Maybe it started before that, and the mistakes I’ve made in adolescence just give me an excuse to be sad. But when a boy misreads my overtly flirtatious humor and tries to convince me I led him on, it makes me want to starve myself. It makes me resent the presentation of self I’ve developed, and though I have control over how I act, certain mechanisms are so engrained without them I feel naked.
At one time starving myself was my defense mechanism and because distracting myself from hunger pangs was always on my mind, I never felt naked. Maybe that’s what a relationship is for me in some ways; just a constant, something or someone I know will always be there. It’s sick. I was sick. But we’re all sick in some ways. We all find self destructive coping mechanisms and I’m often afraid to talk about mine because well: I don’t care for the skeptical glares that come when I mention drugs, or the ambiguity people offer when talking about sex and relationships, or the fucking eye roles when talking about eating disorders. Just in general, I fear to face apathy when sharing shitty experiences and I don’t want to have to defend my intentions.
The worst part is all three of those, though they stem from deep rooted insecurities and complex psychological agendas, are also tied to very vein and superficial motivations. I can’t help but be disgusted with myself when I think about all the stages of self-destruction I consented to take part in.
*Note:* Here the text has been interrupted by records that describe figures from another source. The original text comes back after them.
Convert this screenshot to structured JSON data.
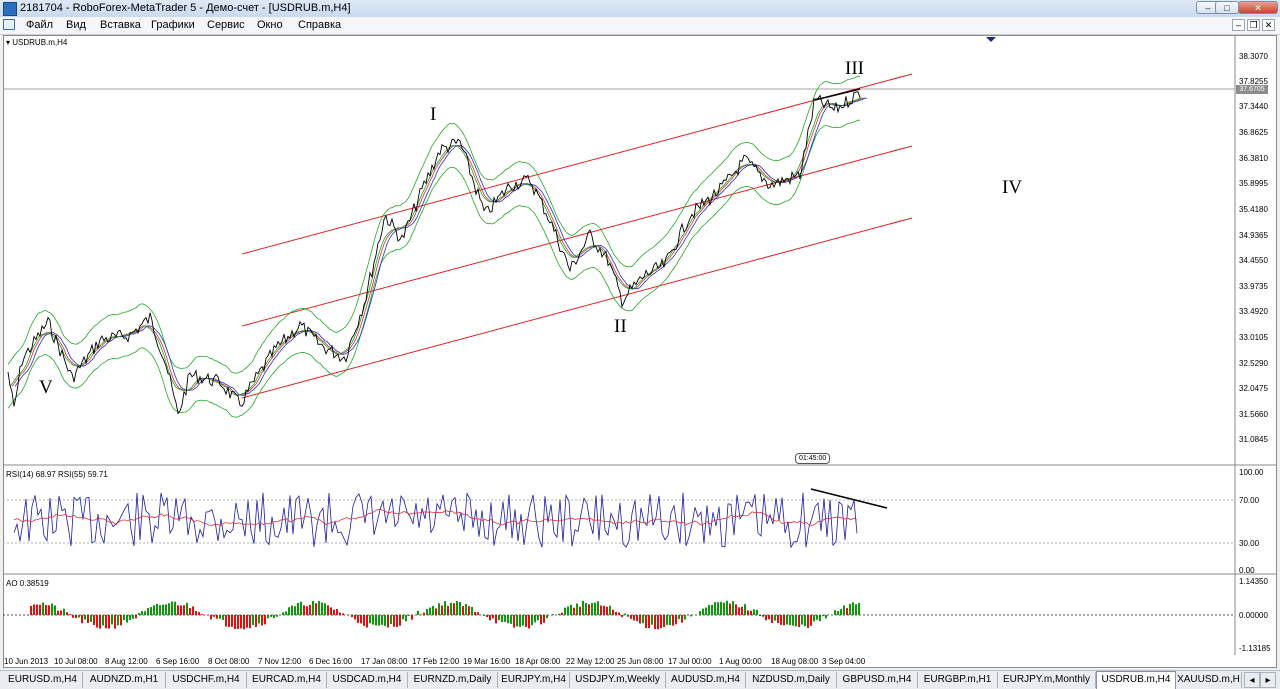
{
  "window": {
    "title": "2181704 - RoboForex-MetaTrader 5 - Демо-счет - [USDRUB.m,H4]",
    "minimize": "–",
    "maximize": "□",
    "close": "✕"
  },
  "menu": {
    "items": [
      "Файл",
      "Вид",
      "Вставка",
      "Графики",
      "Сервис",
      "Окно",
      "Справка"
    ],
    "mdi_min": "–",
    "mdi_restore": "❐",
    "mdi_close": "✕"
  },
  "chart": {
    "symbol_label": "USDRUB.m,H4",
    "current_price": "37.6705",
    "time_marker": "01:45:00",
    "price_axis": [
      "38.3070",
      "37.8255",
      "37.3440",
      "36.8625",
      "36.3810",
      "35.8995",
      "35.4180",
      "34.9365",
      "34.4550",
      "33.9735",
      "33.4920",
      "33.0105",
      "32.5290",
      "32.0475",
      "31.5660",
      "31.0845"
    ],
    "wave_labels": [
      "V",
      "I",
      "II",
      "III",
      "IV"
    ],
    "date_axis": [
      "10 Jun 2013",
      "10 Jul 08:00",
      "8 Aug 12:00",
      "6 Sep 16:00",
      "8 Oct 08:00",
      "7 Nov 12:00",
      "6 Dec 16:00",
      "17 Jan 08:00",
      "17 Feb 12:00",
      "19 Mar 16:00",
      "18 Apr 08:00",
      "22 May 12:00",
      "25 Jun 08:00",
      "17 Jul 00:00",
      "1 Aug 00:00",
      "18 Aug 08:00",
      "3 Sep 04:00"
    ]
  },
  "rsi": {
    "label": "RSI(14) 68.97 RSI(55) 59.71",
    "axis": [
      "100.00",
      "70.00",
      "30.00",
      "0.00"
    ]
  },
  "ao": {
    "label": "AO 0.38519",
    "axis": [
      "1.14350",
      "0.00000",
      "-1.13185"
    ]
  },
  "tabs": [
    "EURUSD.m,H4",
    "AUDNZD.m,H1",
    "USDCHF.m,H4",
    "EURCAD.m,H4",
    "USDCAD.m,H4",
    "EURNZD.m,Daily",
    "EURJPY.m,H4",
    "USDJPY.m,Weekly",
    "AUDUSD.m,H4",
    "NZDUSD.m,Daily",
    "GBPUSD.m,H4",
    "EURGBP.m,H1",
    "EURJPY.m,Monthly",
    "USDRUB.m,H4",
    "XAUUSD.m,H"
  ],
  "active_tab": "USDRUB.m,H4",
  "colors": {
    "channel": "#e02020",
    "price": "#000000",
    "bands": "#22aa22",
    "rsi_fast": "#1a1aa8",
    "rsi_slow": "#e03030",
    "ao_up": "#0a9a0a",
    "ao_down": "#e01010"
  }
}
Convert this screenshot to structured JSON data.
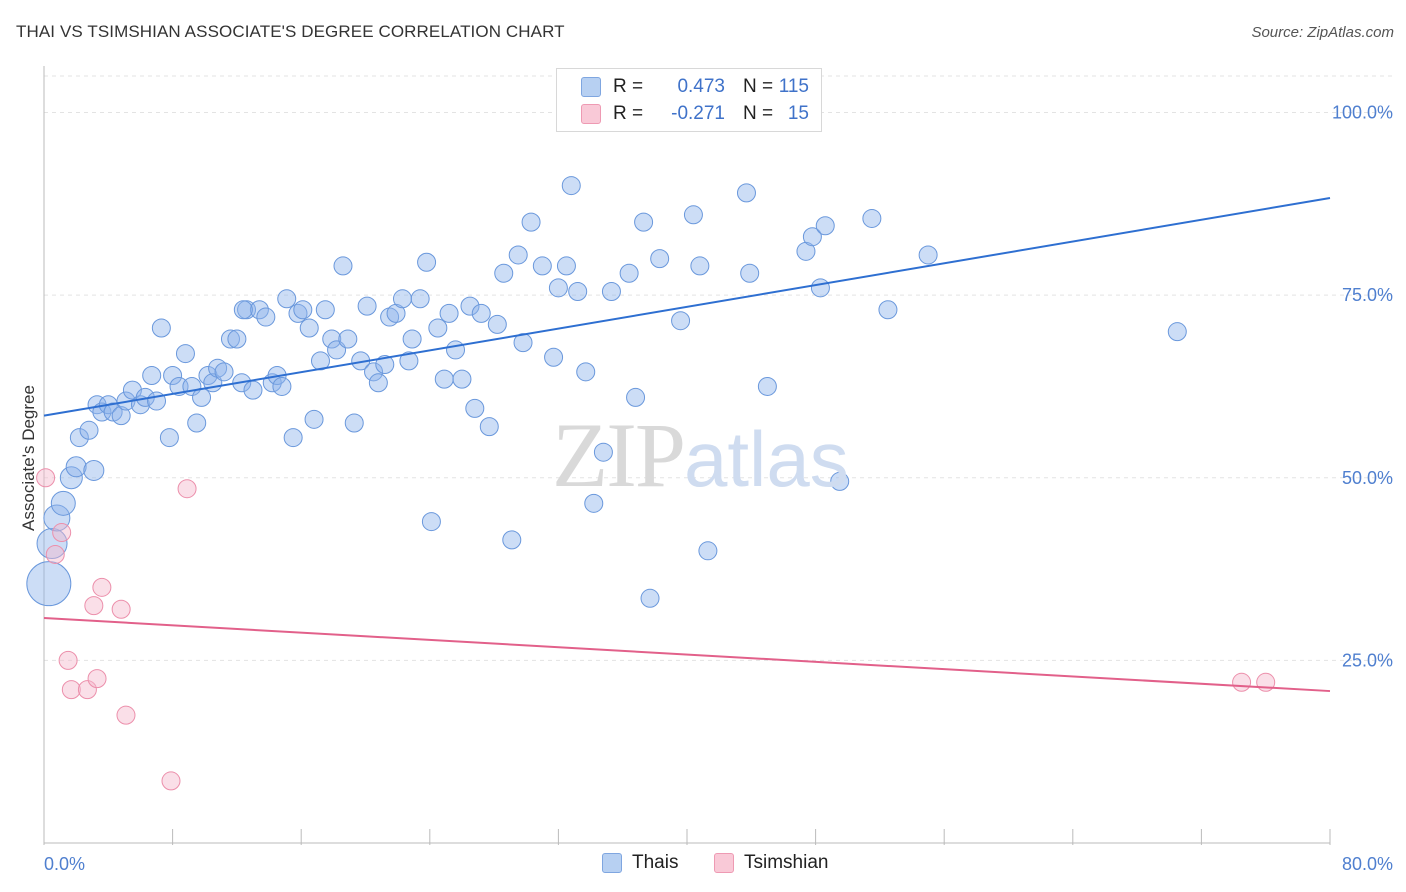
{
  "title": "THAI VS TSIMSHIAN ASSOCIATE'S DEGREE CORRELATION CHART",
  "source": "Source: ZipAtlas.com",
  "watermark": {
    "zip": "ZIP",
    "atlas": "atlas"
  },
  "legend": {
    "rows": [
      {
        "r_label": "R = ",
        "r_value": "0.473",
        "n_label": "N = ",
        "n_value": "115",
        "color": "#b7d0f2",
        "border": "#7fa6e0"
      },
      {
        "r_label": "R = ",
        "r_value": "-0.271",
        "n_label": "N = ",
        "n_value": "15",
        "color": "#f9c9d7",
        "border": "#ee9ab3"
      }
    ]
  },
  "bottom_legend": [
    {
      "label": "Thais",
      "color": "#b7d0f2",
      "border": "#7fa6e0"
    },
    {
      "label": "Tsimshian",
      "color": "#f9c9d7",
      "border": "#ee9ab3"
    }
  ],
  "chart_data": {
    "type": "scatter",
    "title": "THAI VS TSIMSHIAN ASSOCIATE'S DEGREE CORRELATION CHART",
    "xlabel": "",
    "ylabel": "Associate's Degree",
    "xlim": [
      0,
      80
    ],
    "ylim": [
      0,
      105
    ],
    "x_tick_labels": [
      "0.0%",
      "80.0%"
    ],
    "y_ticks": [
      25,
      50,
      75,
      100
    ],
    "y_tick_labels": [
      "25.0%",
      "50.0%",
      "75.0%",
      "100.0%"
    ],
    "grid": "horizontal dashed",
    "legend_position": "top-center",
    "series": [
      {
        "name": "Thais",
        "color": "#8fb4ea",
        "stroke": "#6a98dc",
        "trend": {
          "x": [
            0,
            80
          ],
          "y": [
            58.5,
            88.3
          ],
          "color": "#2e6fd1"
        },
        "points": [
          [
            0.3,
            35.5,
            22
          ],
          [
            0.5,
            41,
            15
          ],
          [
            0.8,
            44.5,
            13
          ],
          [
            1.2,
            46.5,
            12
          ],
          [
            1.7,
            50,
            11
          ],
          [
            2,
            51.5,
            10
          ],
          [
            2.2,
            55.5,
            9
          ],
          [
            2.8,
            56.5,
            9
          ],
          [
            3.1,
            51,
            10
          ],
          [
            3.3,
            60,
            9
          ],
          [
            3.6,
            59,
            9
          ],
          [
            4,
            60,
            9
          ],
          [
            4.3,
            59,
            9
          ],
          [
            4.8,
            58.5,
            9
          ],
          [
            5.1,
            60.5,
            9
          ],
          [
            5.5,
            62,
            9
          ],
          [
            6,
            60,
            9
          ],
          [
            6.3,
            61,
            9
          ],
          [
            6.7,
            64,
            9
          ],
          [
            7,
            60.5,
            9
          ],
          [
            7.3,
            70.5,
            9
          ],
          [
            7.8,
            55.5,
            9
          ],
          [
            8,
            64,
            9
          ],
          [
            8.4,
            62.5,
            9
          ],
          [
            8.8,
            67,
            9
          ],
          [
            9.2,
            62.5,
            9
          ],
          [
            9.5,
            57.5,
            9
          ],
          [
            9.8,
            61,
            9
          ],
          [
            10.2,
            64,
            9
          ],
          [
            10.5,
            63,
            9
          ],
          [
            10.8,
            65,
            9
          ],
          [
            11.2,
            64.5,
            9
          ],
          [
            11.6,
            69,
            9
          ],
          [
            12,
            69,
            9
          ],
          [
            12.3,
            63,
            9
          ],
          [
            12.6,
            73,
            9
          ],
          [
            13,
            62,
            9
          ],
          [
            13.4,
            73,
            9
          ],
          [
            13.8,
            72,
            9
          ],
          [
            14.2,
            63,
            9
          ],
          [
            14.5,
            64,
            9
          ],
          [
            14.8,
            62.5,
            9
          ],
          [
            15.1,
            74.5,
            9
          ],
          [
            15.5,
            55.5,
            9
          ],
          [
            15.8,
            72.5,
            9
          ],
          [
            16.1,
            73,
            9
          ],
          [
            16.5,
            70.5,
            9
          ],
          [
            16.8,
            58,
            9
          ],
          [
            17.2,
            66,
            9
          ],
          [
            17.5,
            73,
            9
          ],
          [
            17.9,
            69,
            9
          ],
          [
            18.2,
            67.5,
            9
          ],
          [
            18.6,
            79,
            9
          ],
          [
            18.9,
            69,
            9
          ],
          [
            19.3,
            57.5,
            9
          ],
          [
            19.7,
            66,
            9
          ],
          [
            20.1,
            73.5,
            9
          ],
          [
            20.5,
            64.5,
            9
          ],
          [
            20.8,
            63,
            9
          ],
          [
            21.2,
            65.5,
            9
          ],
          [
            21.5,
            72,
            9
          ],
          [
            21.9,
            72.5,
            9
          ],
          [
            22.3,
            74.5,
            9
          ],
          [
            22.7,
            66,
            9
          ],
          [
            22.9,
            69,
            9
          ],
          [
            23.4,
            74.5,
            9
          ],
          [
            23.8,
            79.5,
            9
          ],
          [
            24.1,
            44,
            9
          ],
          [
            24.5,
            70.5,
            9
          ],
          [
            24.9,
            63.5,
            9
          ],
          [
            25.2,
            72.5,
            9
          ],
          [
            25.6,
            67.5,
            9
          ],
          [
            26,
            63.5,
            9
          ],
          [
            26.5,
            73.5,
            9
          ],
          [
            26.8,
            59.5,
            9
          ],
          [
            27.2,
            72.5,
            9
          ],
          [
            27.7,
            57,
            9
          ],
          [
            28.2,
            71,
            9
          ],
          [
            28.6,
            78,
            9
          ],
          [
            29.1,
            41.5,
            9
          ],
          [
            29.5,
            80.5,
            9
          ],
          [
            29.8,
            68.5,
            9
          ],
          [
            30.3,
            85,
            9
          ],
          [
            31,
            79,
            9
          ],
          [
            31.7,
            66.5,
            9
          ],
          [
            32,
            76,
            9
          ],
          [
            32.5,
            79,
            9
          ],
          [
            32.8,
            90,
            9
          ],
          [
            33.2,
            75.5,
            9
          ],
          [
            33.7,
            64.5,
            9
          ],
          [
            34.2,
            46.5,
            9
          ],
          [
            34.8,
            53.5,
            9
          ],
          [
            35.3,
            75.5,
            9
          ],
          [
            36.4,
            78,
            9
          ],
          [
            36.8,
            61,
            9
          ],
          [
            37.3,
            85,
            9
          ],
          [
            37.7,
            33.5,
            9
          ],
          [
            38.3,
            80,
            9
          ],
          [
            39.6,
            71.5,
            9
          ],
          [
            40.4,
            86,
            9
          ],
          [
            40.8,
            79,
            9
          ],
          [
            41.3,
            40,
            9
          ],
          [
            43.7,
            89,
            9
          ],
          [
            43.9,
            78,
            9
          ],
          [
            45,
            62.5,
            9
          ],
          [
            47.4,
            81,
            9
          ],
          [
            47.8,
            83,
            9
          ],
          [
            48.3,
            76,
            9
          ],
          [
            48.6,
            84.5,
            9
          ],
          [
            49.5,
            49.5,
            9
          ],
          [
            51.5,
            85.5,
            9
          ],
          [
            52.5,
            73,
            9
          ],
          [
            55,
            80.5,
            9
          ],
          [
            70.5,
            70,
            9
          ],
          [
            12.4,
            73,
            9
          ]
        ]
      },
      {
        "name": "Tsimshian",
        "color": "#f5b8cb",
        "stroke": "#ec8fab",
        "trend": {
          "x": [
            0,
            80
          ],
          "y": [
            30.8,
            20.8
          ],
          "color": "#e2608a"
        },
        "points": [
          [
            0.1,
            50,
            9
          ],
          [
            0.7,
            39.5,
            9
          ],
          [
            1.1,
            42.5,
            9
          ],
          [
            1.5,
            25,
            9
          ],
          [
            1.7,
            21,
            9
          ],
          [
            2.7,
            21,
            9
          ],
          [
            3.1,
            32.5,
            9
          ],
          [
            3.3,
            22.5,
            9
          ],
          [
            3.6,
            35,
            9
          ],
          [
            4.8,
            32,
            9
          ],
          [
            5.1,
            17.5,
            9
          ],
          [
            7.9,
            8.5,
            9
          ],
          [
            8.9,
            48.5,
            9
          ],
          [
            74.5,
            22,
            9
          ],
          [
            76,
            22,
            9
          ]
        ]
      }
    ]
  }
}
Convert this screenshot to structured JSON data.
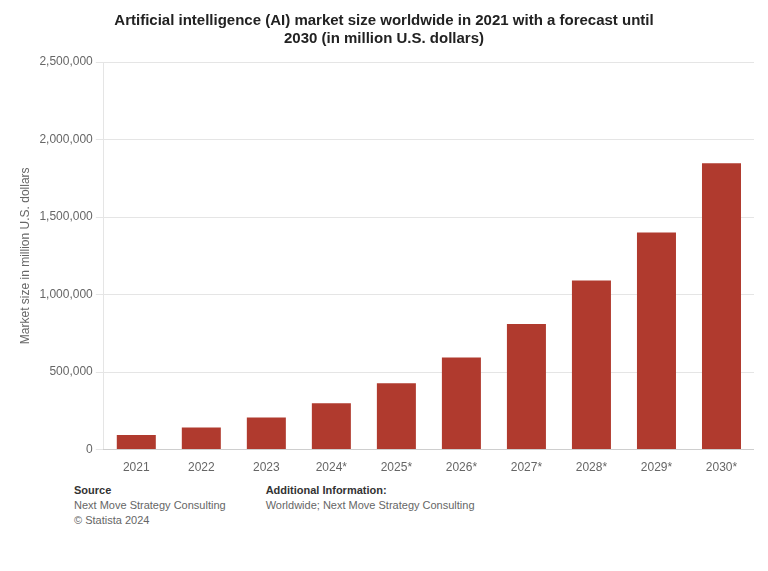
{
  "chart_data": {
    "type": "bar",
    "title": "Artificial intelligence (AI) market size worldwide in 2021 with a forecast until\n2030 (in million U.S. dollars)",
    "ylabel": "Market size in million U.S. dollars",
    "categories": [
      "2021",
      "2022",
      "2023",
      "2024*",
      "2025*",
      "2026*",
      "2027*",
      "2028*",
      "2029*",
      "2030*"
    ],
    "values": [
      93500,
      142300,
      207000,
      298200,
      428000,
      594000,
      810000,
      1090000,
      1400000,
      1847000
    ],
    "color": "#b03a2e",
    "ylim": [
      0,
      2500000
    ],
    "yticks": [
      0,
      {
        "value": 500000,
        "label": "500,000"
      },
      {
        "value": 1000000,
        "label": "1,000,000"
      },
      {
        "value": 1500000,
        "label": "1,500,000"
      },
      {
        "value": 2000000,
        "label": "2,000,000"
      },
      {
        "value": 2500000,
        "label": "2,500,000"
      }
    ],
    "grid": true,
    "annotations": [
      "Source",
      "Next Move Strategy Consulting\n© Statista 2024",
      "Additional Information:",
      "Worldwide; Next Move Strategy Consulting"
    ]
  }
}
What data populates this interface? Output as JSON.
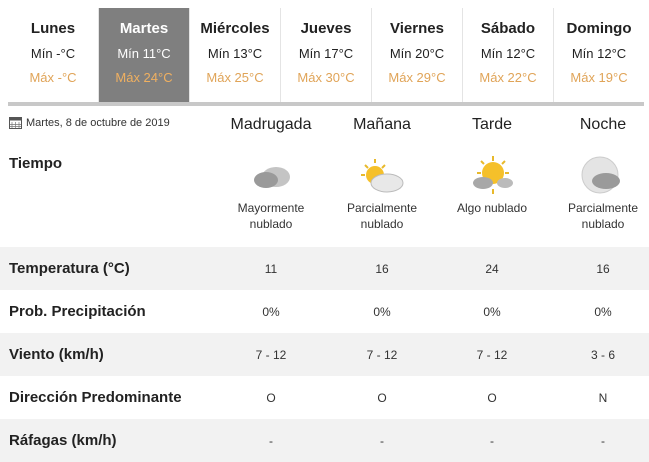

I wish I could rest. Find a place to drop my baggage off and a person that made me feel wonderful and valuable. But looking for that safe haven seems to add to the desperation to find one. It’s just another self-destructive project to keep me company in the empty moments. But what isn’t? What is the right balance of self-care and social intrigue that will illuminate the bitterness and let me feel all warm and fuzzy?
No one has the answer. Because everyone on this planet is equally confused they are just more or less delusional in their reductionist theories. And I know I have not been adhering to anything close to what I understand to be a good balance. But I am better than I was last semester, I am building strength. It’s just frustrating sometimes to not be as strong and unaffected as I want to be, and then feel the consequences of the action I take in moments of weakness.
Nothing major, just times I elected to play instead of work take a toll on my self-worth. But writing helps. I hope you understand. I hope you care.
I have a hard time trusting people to actually give a *** when they have nothing to gain from caring. Compassion is submission of self, and who want to take off their armor in this crazy cut-throat world. I don’t. And I project my feelings and philosophies which I have come to understand, onto the entire human race. I hate my own sadness so I assume everyone else must hate my sadness too. But I think there is tremendous potential for growth in challenging that error in thinking. Because it’s not the sadness that drove me to act against my health, it was the refusal to sit with it and the great lengths I was willing to go to in order to deny it.
So there it is my break in an emotional hologram of a nutshell.